Post-selection inference with a single realization of a network
Ethan Ancell, Daniela Witten, Daniel Kessler
TL;DR
The paper tackles post-selection inference for parameters defined from a single network realization by splitting the data into train and test networks via data thinning ($A^{(tr)}$, $A^{(te)}$) for Gaussian/Poisson edges or data fission for Bernoulli edges. It defines a data-driven target parameter based on estimated communities and provides selective confidence intervals that account for the data-dependent parameter selection, with finite-sample results for Gaussian edges and asymptotic results for Poisson and Bernoulli edges. The authors validate the approach with simulations under SBM-like setups and apply it to dolphin relationship data, showing meaningful within-vs-between connectivity differences under appropriate splits.

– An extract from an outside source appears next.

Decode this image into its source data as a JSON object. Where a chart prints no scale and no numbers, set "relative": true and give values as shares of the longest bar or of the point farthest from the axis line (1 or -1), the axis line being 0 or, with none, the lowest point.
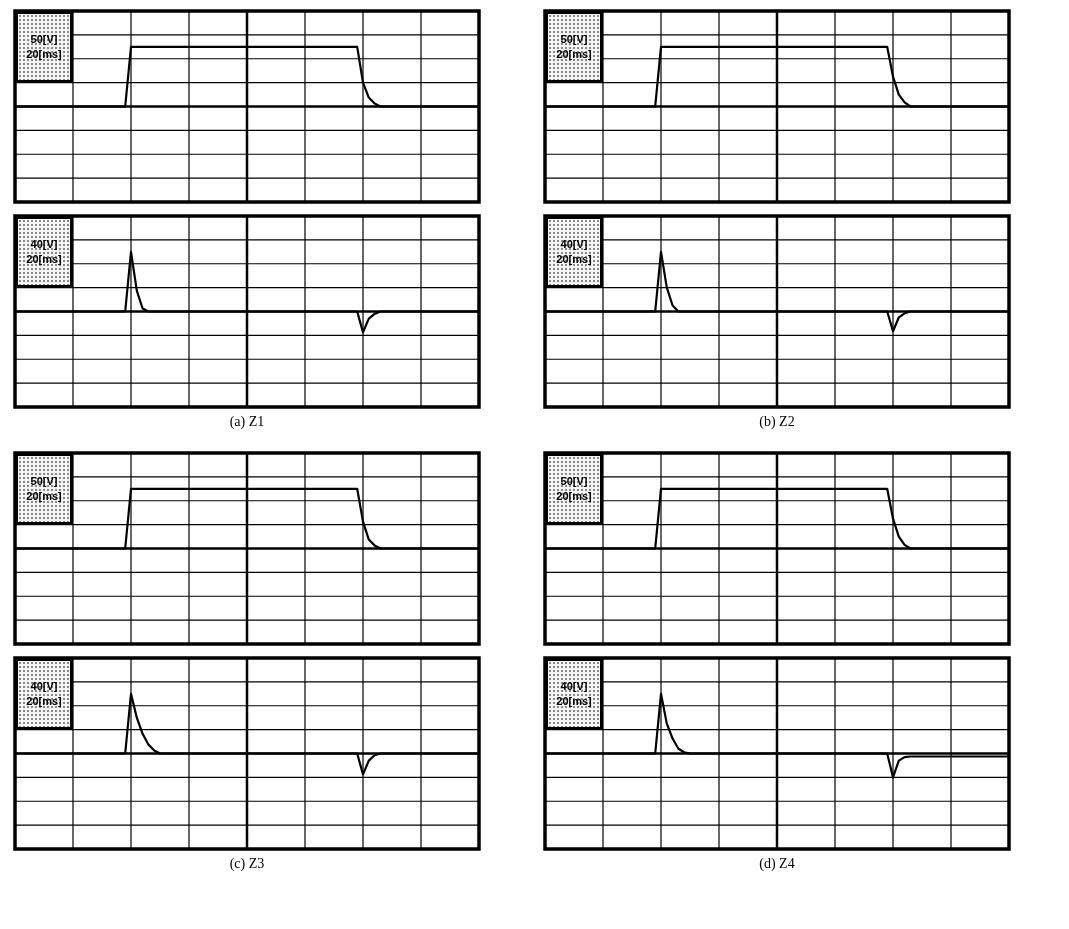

The framework is model-agnostic beyond edge independence and distributional family, and comes with software to implement the procedure.
Abstract
Given a dataset consisting of a single realization of a network, we consider conducting inference on a parameter selected from the data. In particular, we focus on the setting where the parameter of interest is a linear combination of the mean connectivities within and between estimated communities. Inference in this setting poses a challenge, since the communities are themselves estimated from the data. Furthermore, since only a single realization of the network is available, sample splitting is not possible. In this paper, we show that it is possible to split a single realization of a network consisting of $n$ nodes into two (or more) networks involving the same $n$ nodes; the first network can be used to select a data-driven parameter, and the second to conduct inference on that parameter. In the case of weighted networks with Poisson or Gaussian edges, we obtain two independent realizations of the network; by contrast, in the case of Bernoulli edges, the two realizations are dependent, and so extra care is required. We establish the theoretical properties of our estimators, in the sense of confidence intervals that attain the nominal (selective) coverage, and demonstrate their utility in numerical simulations and in application to a dataset representing the relationships among dolphins in Doubtful Sound, New Zealand.